Saturday, 14 September 2013

People Are Mysterious

Let's not waste any time debating whether or not class division exists and call it a given. And given that, do you ever wonder about your surrounding classes? Who they are?

I shan't be scathing. All I want to know is...
... is the upper-class as debauched as I think it is?

I mean to say, are all the niceties, the 'how do you do?s', the placing the salt on the table (not in someones palm), the handshakes and raised glasses, merely a gateway into wild orgies?

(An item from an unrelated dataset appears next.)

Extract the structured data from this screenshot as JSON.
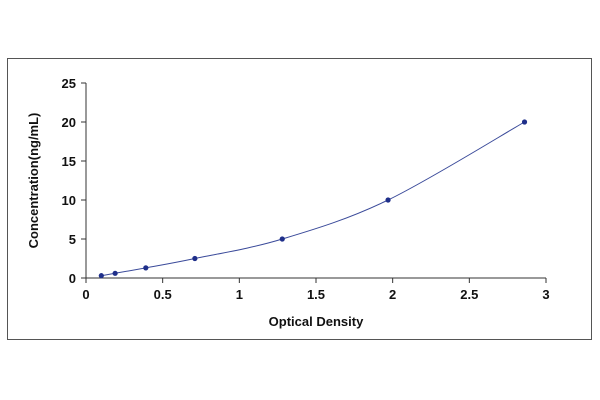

Because let me tell you, I gardened for the well-to-do and I find it hard to believe that these smartly dressed simpletons are as scandalous as they're made out to be.

Do they dine in perfect cordiality then slip off their silk slippers?

Do they fritter away their free time watching posh-pornography?

Do they get down to business as they get down to business?

If you've ever read any of the Jeeves and Wooster stories, Gussie Fink-Nottle appeared in the garden(s) the other day (via taxi all the way from London... and back). I thought Nottlelot about it 'til he'd long departed but in his absence my thoughts digressed. I began to think more about the gentlemen's clubs of which he's surely a member and far less about the the peculiar way in which he was dressed.

I couldn't imagine him haphazardly removing his braces.

I couldn't imagine him pulling unsightly faces.

I do not for a moment believe he unties his own laces.

There you have it. These people are a mystery to me; their social code a phenomena that I'm in no place to see.

Can ANYONE explain how they get

From A...

... to B?



 

Tuesday, 5 March 2013

People Are Disenfranchised

Most people have something to complain about. If they don’t, they ought to; there’s always room for improvement. Some of us may have found heaven on earth, but as an atheist I rather think heaven IS earth and we should go about making it a better place. Without getting into a discussion about what a ‘better place’ looks like, I want to talk about complaint… And politics.

When people moan about the government, despite having not bothered their lazy butts to vote, I have been known to lose my patience. What right do they have to criticise something when their disengagement has contributed towards it? They didn’t vote against whatever it is they’re complaining about. Idle whinging bothers me. Inaction frustrates me.

But politics is the dirtiest business, and the democratic public are complicit when they use their vote; they allow these politicians to rule. Perhaps then, there is a stronger case for not contributing towards something so inherently unethical. The esteemed philosopher Bernard Williams suggests that ‘only those who are disinclined to do the morally disagreeable when it is really necessary have much chance of not doing it when it is not necessary’. We need to look at what kind of person is attracted to politics, and if good government demands rule by the good and not by the many, is democracy then the worst kind of government?

We consider the vote to be a human right, but do we not also feel grateful? - What for? - Are we grateful for our right to be engaged in an opaque and corrupt establishment? I think if you are not bound by this gratitude then not voting is in fact logical. I cannot rightly condemn a person for refusing to partake in something they consider an unethical practice.

I do however, feel bound by gratitude. Women’s suffrage is still a recent development. I am conscious of the people who fought and died for my vote. To not vote feels like spitting in the faces of those brave women and men.

That’s not to say it is. Perhaps a vote just isn’t worth fighting for anymore? Equal rights are worth fighting for. When suffrage is an equal rights issue, it is a cause I would happily devote my life to. That is no longer the case, and I think our role today should change accordingly. If we agree that voting is a human right, we ought to be looking at what our vote represents. Are we content?

Or do people feel like politicians are all the same? Is there not a general consensus that it doesn’t really matter who you vote for anymore? We should be discussing this with each other; we should be determining whether or not this is really the case. Of course we can stand up and say ‘we are not voting because it doesn’t mean anything to us’, of course we can criticise government for failing to be transparent and representative. We are disenfranchised.